Australia’s auto brands don’t fall into that group, according to Sammartino who believes the value and quality of locally made cars are not the reasons behind the industry’s struggles.

“Their problem is they don’t understand the emerging business structure. They don’t understand the power of collaborating with your audience, the power of accessing a supply chain rather than owning a supply chain and that is why they are not doing well.

“The power of the connected world is that you don’t have to own things anymore you just need to organise the production and tap into the emerging supply chain.”

Sammartino has secured a publishing deal and is now working on a book exploring how the changing production model is impacting businesses.

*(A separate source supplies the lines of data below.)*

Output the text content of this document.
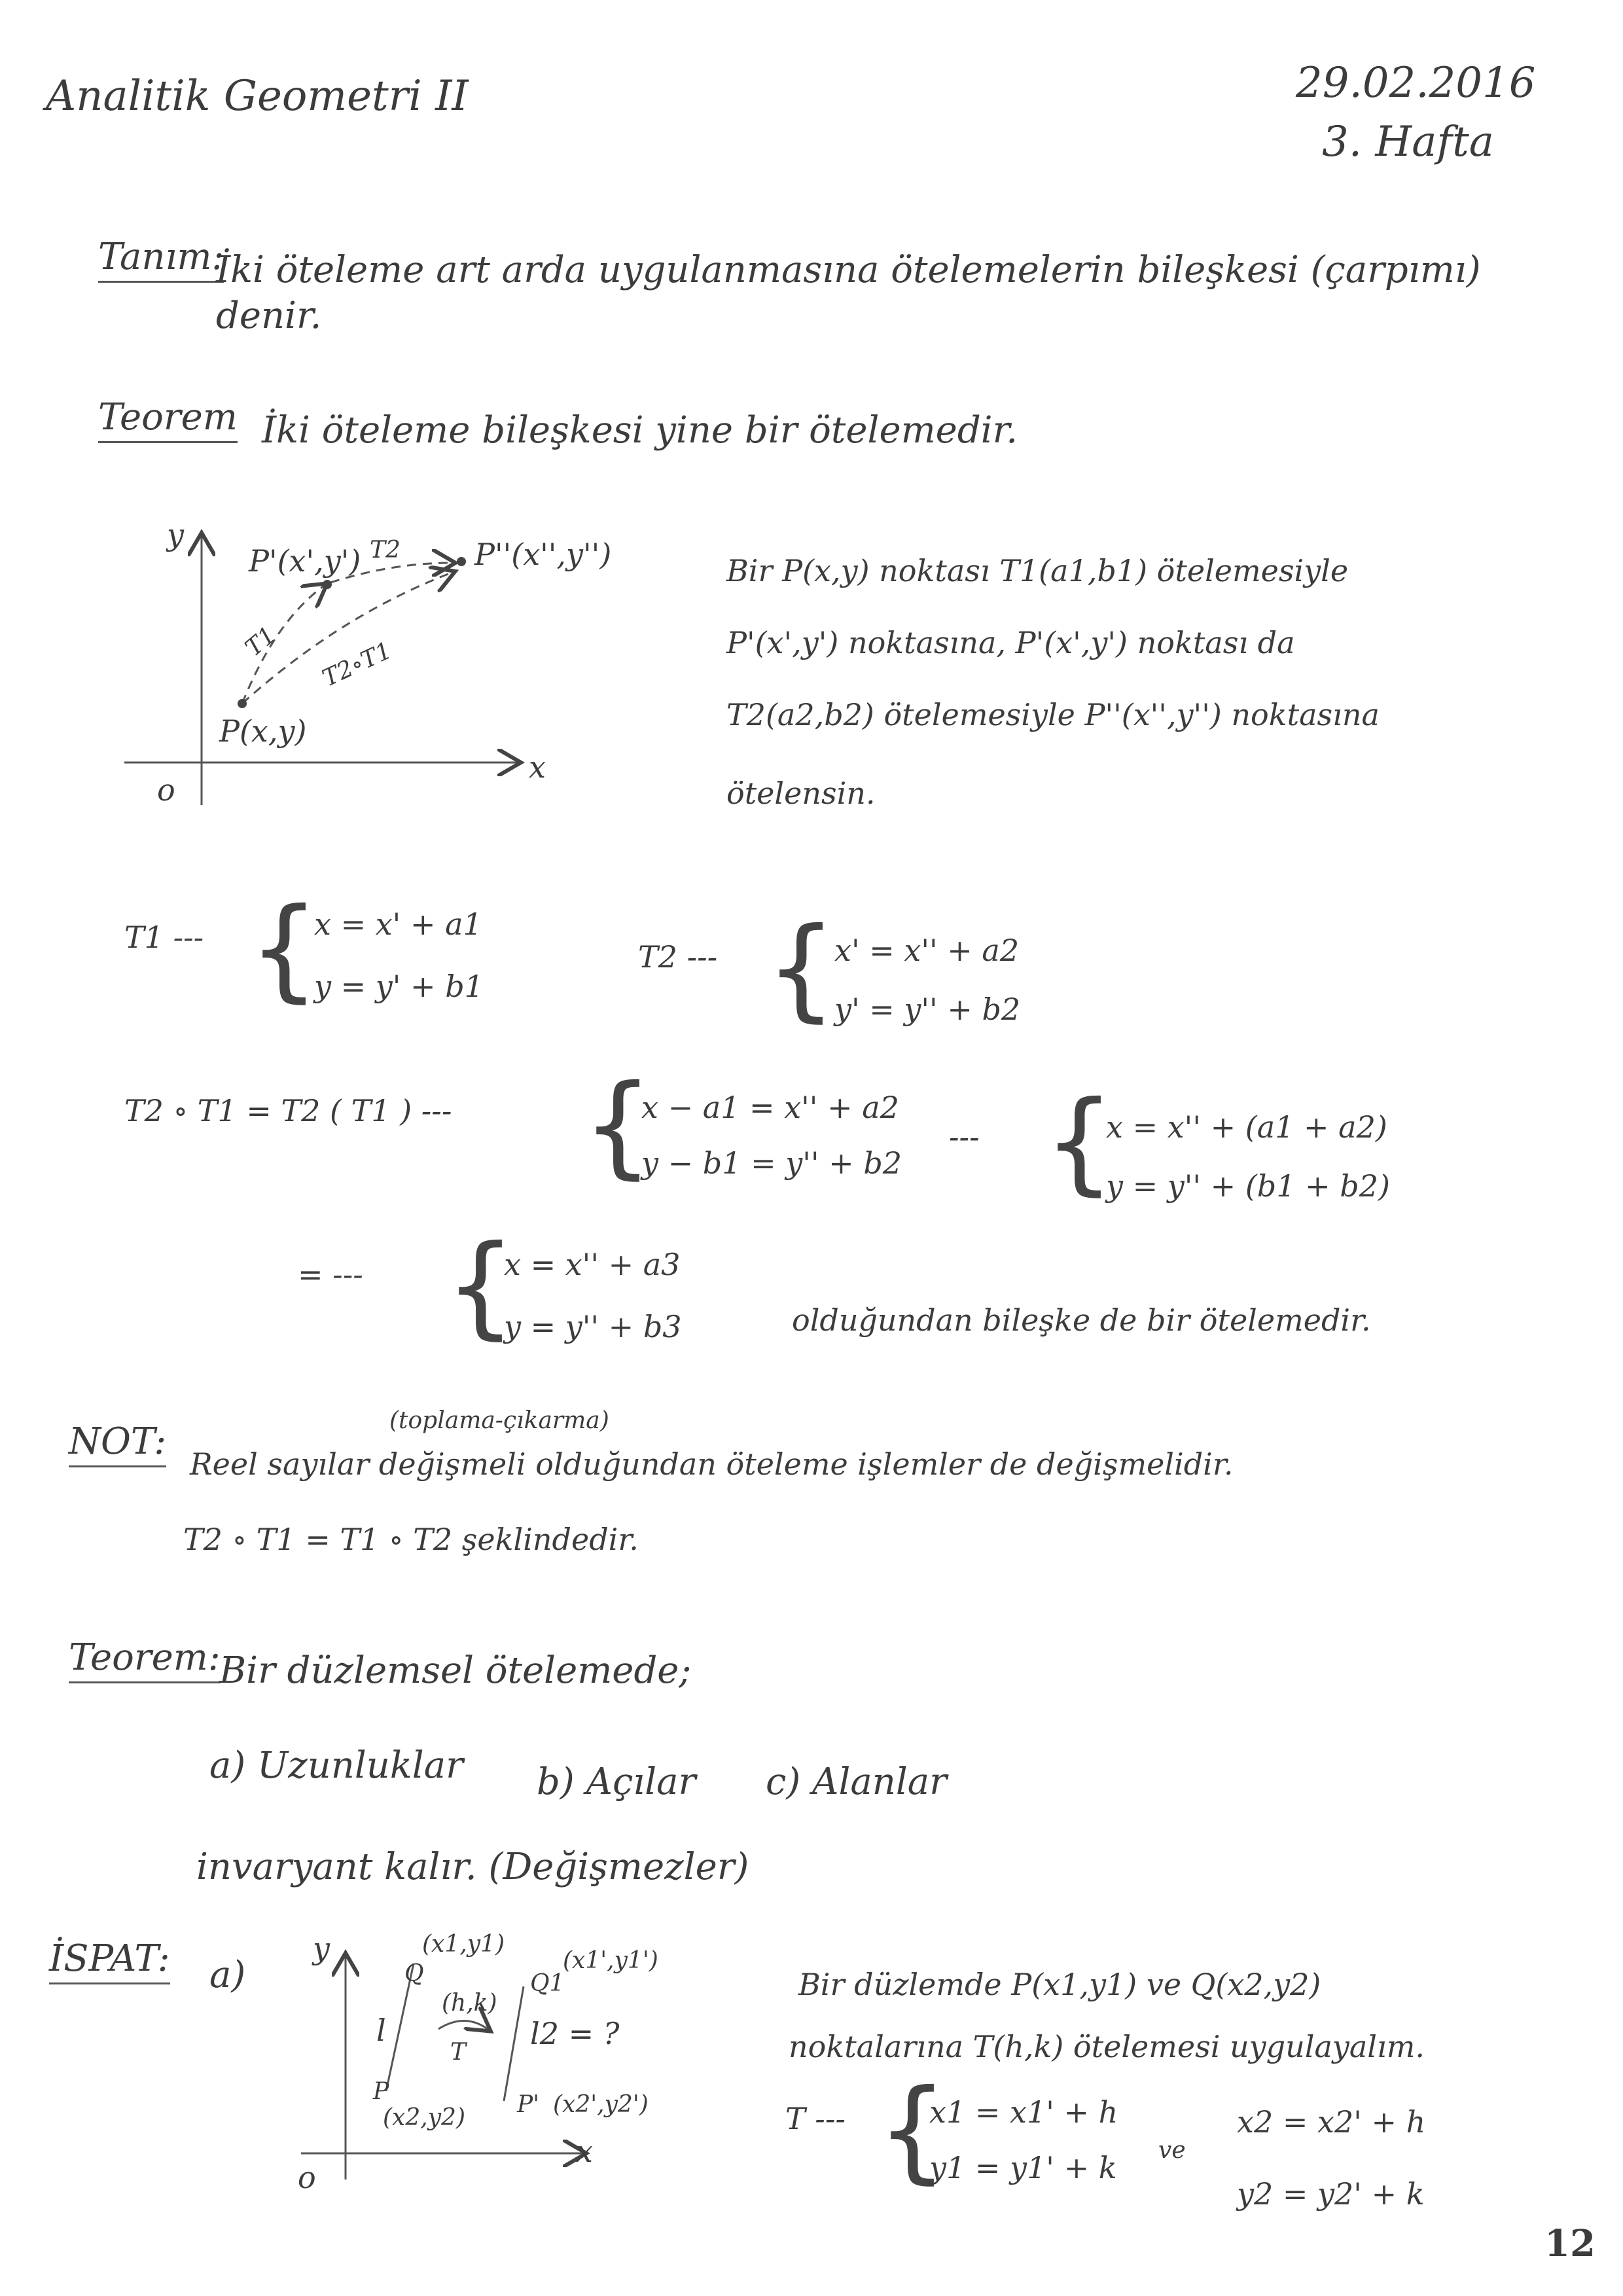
Analitik Geometri II	29.02.2016
3. Hafta
Tanım:
İki öteleme art arda uygulanmasına ötelemelerin bileşkesi (çarpımı)
denir.
Teorem İki öteleme bileşkesi yine bir ötelemedir.
y
x
o
P(x,y)
P'(x',y')	P''(x'',y'')
T1
T2
T2∘T1
Bir P(x,y) noktası T1(a1,b1) ötelemesiyle
P'(x',y') noktasına, P'(x',y') noktası da
T2(a2,b2) ötelemesiyle P''(x'',y'') noktasına
ötelensin.
T1 --- {
x = x' + a1
y = y' + b1
T2 --- {
x' = x'' + a2
y' = y'' + b2
T2 ∘ T1 = T2 ( T1 ) --- {
x − a1 = x'' + a2
y − b1 = y'' + b2
--- {
x = x'' + (a1 + a2)
y = y'' + (b1 + b2)
= --- {
x = x'' + a3
y = y'' + b3	olduğundan bileşke de bir ötelemedir.
NOT:	(toplama-çıkarma)
Reel sayılar değişmeli olduğundan öteleme işlemler de değişmelidir.
T2 ∘ T1 = T1 ∘ T2 şeklindedir.
Teorem:
Bir düzlemsel ötelemede;
a) Uzunluklar b) Açılar c) Alanlar
invaryant kalır. (Değişmezler)
İSPAT: a)
y
x
o
Q
(x1,y1)
Q1
(x1',y1')
P
(x2,y2) P' (x2',y2')
l	l2 = ?
(h,k)
T
Bir düzlemde P(x1,y1) ve Q(x2,y2)
noktalarına T(h,k) ötelemesi uygulayalım.
T --- {
x1 = x1' + h
y1 = y1' + k ve
x2 = x2' + h
y2 = y2' + k
12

Called The Great Fragmentation, in it Sammartino discusses why the future for businesses is found in being small.

“It talks about how production is being democratised and changed the business infrastructure so big companies need to either act small or they are going to get eaten up by small companies that become big,” he explained.

“One-size-fits all is broken; it’s a one-size-fits-one landscape now.”

There is also a lesson for the marketing and advertising community to be found in the Super Awesome Micro Project.

The quality of the Lego car’s launch video is not high quality, according to Sammartino, but he said it simply does not matter.

“They [advertising and marketing professionals] are obsessed with the film quality and the way that you pull it together but if you have an amazing product that stuff doesn’t matter. If your product is boring or shitty than that stuff matters a lot,” he said.

“But the one thing advertising needs to do more is they need to be more in the product development with the brands that they work on. Creativity has gone form that promotional element into product development. I think advertising competes now more and more with consulting firms and any services based company. If you are just doing the promotional side of it it’s too thin, there is not enough in it.”